Tony Alexander - President, CEO
Or expectations.
Paul Patterson - Analyst
And then the Montana coal plant, you guys are purchasing it for $125 million and there is a $450 million cost associated with developments, is the $125 part of the $450?
Tony Alexander - President, CEO
Yes.
Paul Patterson - Analyst
Okay. And then what is that -- you mentioned there will be -- you mentioned the additional megawatts. Is there an additional cost associated with that or is that sort of 175 megawatts of just extra great capacity?
Tony Alexander - President, CEO
The way we expect it to work, Paul is that coal will be about the same cost as Powder River Basin, but will produce about 170 to 180 megawatts of more generation. For the same cost, you get more output.
Paul Patterson - Analyst
Okay.
Tony Alexander - President, CEO
That's the beauty of this transaction. And also environmental advantages as well. So, you're thinking about it the right way.
Paul Patterson - Analyst
Then that begins at the end of '09, is that correct?
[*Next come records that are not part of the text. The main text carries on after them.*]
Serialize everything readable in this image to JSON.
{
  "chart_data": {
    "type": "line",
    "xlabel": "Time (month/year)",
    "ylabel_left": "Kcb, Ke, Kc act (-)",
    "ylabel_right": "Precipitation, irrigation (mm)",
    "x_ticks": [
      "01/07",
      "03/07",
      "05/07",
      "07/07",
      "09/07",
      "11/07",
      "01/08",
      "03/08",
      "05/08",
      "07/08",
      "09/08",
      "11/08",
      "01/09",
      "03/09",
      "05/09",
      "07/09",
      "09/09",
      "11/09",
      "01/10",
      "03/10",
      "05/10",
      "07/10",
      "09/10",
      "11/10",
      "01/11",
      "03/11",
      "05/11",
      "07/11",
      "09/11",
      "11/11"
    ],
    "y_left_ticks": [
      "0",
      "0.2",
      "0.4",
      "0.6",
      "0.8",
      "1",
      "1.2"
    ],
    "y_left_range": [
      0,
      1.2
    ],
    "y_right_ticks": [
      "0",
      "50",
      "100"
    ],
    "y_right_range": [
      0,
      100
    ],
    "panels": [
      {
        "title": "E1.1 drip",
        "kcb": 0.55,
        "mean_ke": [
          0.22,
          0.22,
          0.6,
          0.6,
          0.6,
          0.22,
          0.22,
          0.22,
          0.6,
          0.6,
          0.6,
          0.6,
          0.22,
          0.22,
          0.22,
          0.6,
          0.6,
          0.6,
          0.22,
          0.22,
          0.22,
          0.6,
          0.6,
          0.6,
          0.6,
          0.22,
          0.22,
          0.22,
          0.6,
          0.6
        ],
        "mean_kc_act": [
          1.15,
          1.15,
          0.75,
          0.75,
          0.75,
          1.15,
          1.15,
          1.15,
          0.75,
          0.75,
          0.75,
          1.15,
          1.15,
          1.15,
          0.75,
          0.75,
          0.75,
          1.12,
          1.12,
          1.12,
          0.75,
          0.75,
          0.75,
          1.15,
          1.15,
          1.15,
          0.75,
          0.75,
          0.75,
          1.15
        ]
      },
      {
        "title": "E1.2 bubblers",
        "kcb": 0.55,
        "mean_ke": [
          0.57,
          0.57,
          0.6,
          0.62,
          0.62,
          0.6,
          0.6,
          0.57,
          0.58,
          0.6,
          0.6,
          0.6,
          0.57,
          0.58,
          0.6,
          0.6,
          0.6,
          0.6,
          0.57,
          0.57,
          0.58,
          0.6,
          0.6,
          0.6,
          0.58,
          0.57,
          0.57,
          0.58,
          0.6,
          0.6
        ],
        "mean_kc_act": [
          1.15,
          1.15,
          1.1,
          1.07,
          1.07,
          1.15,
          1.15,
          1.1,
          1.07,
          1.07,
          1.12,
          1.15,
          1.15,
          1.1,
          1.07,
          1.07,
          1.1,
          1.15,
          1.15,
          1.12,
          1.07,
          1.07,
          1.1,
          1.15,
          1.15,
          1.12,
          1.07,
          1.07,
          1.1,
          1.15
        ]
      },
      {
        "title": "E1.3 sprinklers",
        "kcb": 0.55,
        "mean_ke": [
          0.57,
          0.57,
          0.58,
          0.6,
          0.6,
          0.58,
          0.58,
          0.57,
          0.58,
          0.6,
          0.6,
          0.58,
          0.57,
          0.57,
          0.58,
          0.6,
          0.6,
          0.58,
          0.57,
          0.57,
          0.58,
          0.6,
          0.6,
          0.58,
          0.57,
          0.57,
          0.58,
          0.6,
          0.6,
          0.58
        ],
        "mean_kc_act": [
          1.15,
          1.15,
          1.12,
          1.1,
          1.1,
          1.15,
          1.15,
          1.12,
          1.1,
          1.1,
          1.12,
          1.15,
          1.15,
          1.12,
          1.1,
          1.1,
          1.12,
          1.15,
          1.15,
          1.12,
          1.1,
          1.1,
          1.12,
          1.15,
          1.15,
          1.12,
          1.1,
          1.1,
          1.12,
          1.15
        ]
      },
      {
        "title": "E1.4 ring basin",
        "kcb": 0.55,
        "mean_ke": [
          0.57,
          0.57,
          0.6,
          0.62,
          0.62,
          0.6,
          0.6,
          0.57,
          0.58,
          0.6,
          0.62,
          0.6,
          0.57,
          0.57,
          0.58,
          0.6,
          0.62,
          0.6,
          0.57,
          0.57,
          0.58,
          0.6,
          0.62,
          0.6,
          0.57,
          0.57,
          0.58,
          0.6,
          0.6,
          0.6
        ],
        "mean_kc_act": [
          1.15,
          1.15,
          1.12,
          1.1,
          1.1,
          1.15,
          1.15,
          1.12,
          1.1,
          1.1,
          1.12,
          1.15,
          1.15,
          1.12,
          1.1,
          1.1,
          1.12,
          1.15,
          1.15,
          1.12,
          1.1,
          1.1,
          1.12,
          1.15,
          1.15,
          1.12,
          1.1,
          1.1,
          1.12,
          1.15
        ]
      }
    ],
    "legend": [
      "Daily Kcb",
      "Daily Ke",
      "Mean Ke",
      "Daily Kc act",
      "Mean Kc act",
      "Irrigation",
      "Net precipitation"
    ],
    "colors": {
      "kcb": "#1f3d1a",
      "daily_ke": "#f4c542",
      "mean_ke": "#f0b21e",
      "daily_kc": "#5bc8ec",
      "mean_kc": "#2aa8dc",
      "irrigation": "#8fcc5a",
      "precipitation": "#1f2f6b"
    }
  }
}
Tony Alexander - President, CEO
We'll get the first call either late '09 or early '10. Somewhere in that timeframe.
Paul Patterson - Analyst
Okay, great. Thanks a lot.
Tony Alexander - President, CEO
Why don't we do one more call and then if there's any follow-ups, we'll be glad to take those questions off-line.
Operator
Your final question comes from Neil Stein of Levin Capital.
Tony Alexander - President, CEO
Hi, Neil.
Neil Stein - Analyst
Could you talk about the legal standard for gain that is ESP approved by the PUCO and why you think the plan meets that legal standard?
Tony Alexander - President, CEO
The legal standard -- the legal standard, if I understand -- again, I'm not giving you a lawyer's perspective on this but if my understanding is that ESP test is whether or not it produces a result in the aggregate, that is better than the anticipated result under the MRO. That's -- if I remember right, that's the statutory criteria. And that's what I would anticipate being applied here.
Neil Stein - Analyst
And then with respect to the various prices you've included, what is your basis for including those prices with respect to meeting that test?
Rich Marsh - SVP, CFO
You're going to compare the ESP prices compared to what the MRO prices would be. The statute has multiple provisions in it. I believe that we have fit each one of their requests that are made as part of the ESP within a appropriate statutory context.
Neil Stein - Analyst
Okay.
Rich Marsh - SVP, CFO
All right.
Neil Stein - Analyst
That's pretty much it. Thanks very much.
Tony Alexander - President, CEO
Thank you, Neil. Well, thanks again for joining us today, everybody. We appreciate your interest in FirstEnergy and as I said, if you have any further questions regarding anything we discussed today, please feel free to contact our Investor Relation team. Thanks again and have a good day.